Mentre il Parlamento si appresta a votare la riforma del Consiglio Superiore della Magistratura e dell’Ordinamento Giudiziario, approvata all’unanimità in Consiglio dei Ministri, l’Associazione Nazionale Magistrati (ANM) minaccia di scioperare se non saranno introdotte modifiche sui punti ritenuti critici, tra cui il fascicolo personale del magistrato, la regola che stabilisce un solo cambio di funzioni tra giudice e Pubblico Ministero nel corso dell’intera carriera, considerata alla stregua di una separazione di fatto delle carriere.
La critica più penetrante, alla quale si associano tutte le sigle da Magistratura Indipendente, a Unicost e Area, riguarda la costituzionalità della riforma in relazione ai sacrosanti principi di autonomia e indipendenza, disegnando un magistrato burocrate di una giustizia difensiva mettendo così a rischio la tutela dei diritti dei cittadini (vedi intervento del 12/02/2022).
Tuttavia, la questione di costituzionalità come l’eventualità dello “sciopero” appare non più di un pugno battuto sul tavolo.
Anche se è difficile da concepire come un potere dello Stato possa proclamare e attuare lo “sciopero”, la questione di fondo è un’altra e riguarda il modello di magistrato che occorre in una società complessa come quella che oramai da diversi anni si va strutturando. E, a questo riguardo, la riforma considera la valutazione della professionalità e responsabilità come questione di notevole importanza.
In questa prospettiva occorre, anzitutto, che il sistema di valutazione della professionalità (ogni quattro anni fino alla settima valutazione) sia tale da garantire un livello adeguato per tutti, sempre in aggiornamento. L’obiettivo dovrebbe essere quello di elevare l’etica della responsabilità di tutti i magistrati e non quello di selezionarne alcuni ritenuti eccellenti da assegnare magari agli uffici di maggior rilievo. La disposizione secondo cui il magistrato deve produrre al Consiglio giudiziario, e poi al CSM, i provvedimenti sull’attività svolta altro non è che uno strumento di verifica a cui sono sottoposti, ognuno con modalità diverse, tutti i professionisti e lavoratori.

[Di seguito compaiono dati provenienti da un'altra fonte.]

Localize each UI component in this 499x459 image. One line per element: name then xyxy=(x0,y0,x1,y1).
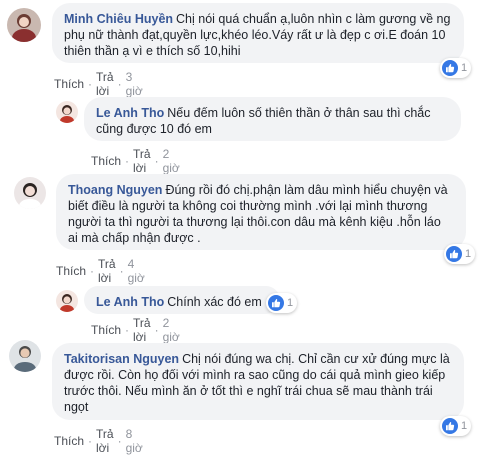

Per quale ragione i magistrati dovrebbero essere esenti da un simile controllo che, tutto sommato, può rivelarsi efficace anche nel loro interesse?
La questione dei magistrati in politica e nelle amministrazioni locali va risolta definitivamente una volta per tutte perché mette in pericolo l’equilibrio dei poteri dello Stato anche se, come si legge nella Relazione della Commissione Luciani, la “relativa casistica sia piuttosto limitata”. Occorre al riguardo una rigorosa disciplina, costituzionalmente orientata, che preveda il ricollocamento in ruolo dei magistrati che abbiano svolto funzioni politiche o amministrative ma senza che vengano assegnate funzioni giurisdizionali. Come si fa a non capire che chi è stato uomo politico di parte, magari partecipando alla funzione legislativa (colui che “fa” il diritto), non può tornato a svolgere la funzione giurisdizionale (cioè,colui che “dice” il diritto)? E su questi presupposti proclamare anche uno “sciopero”!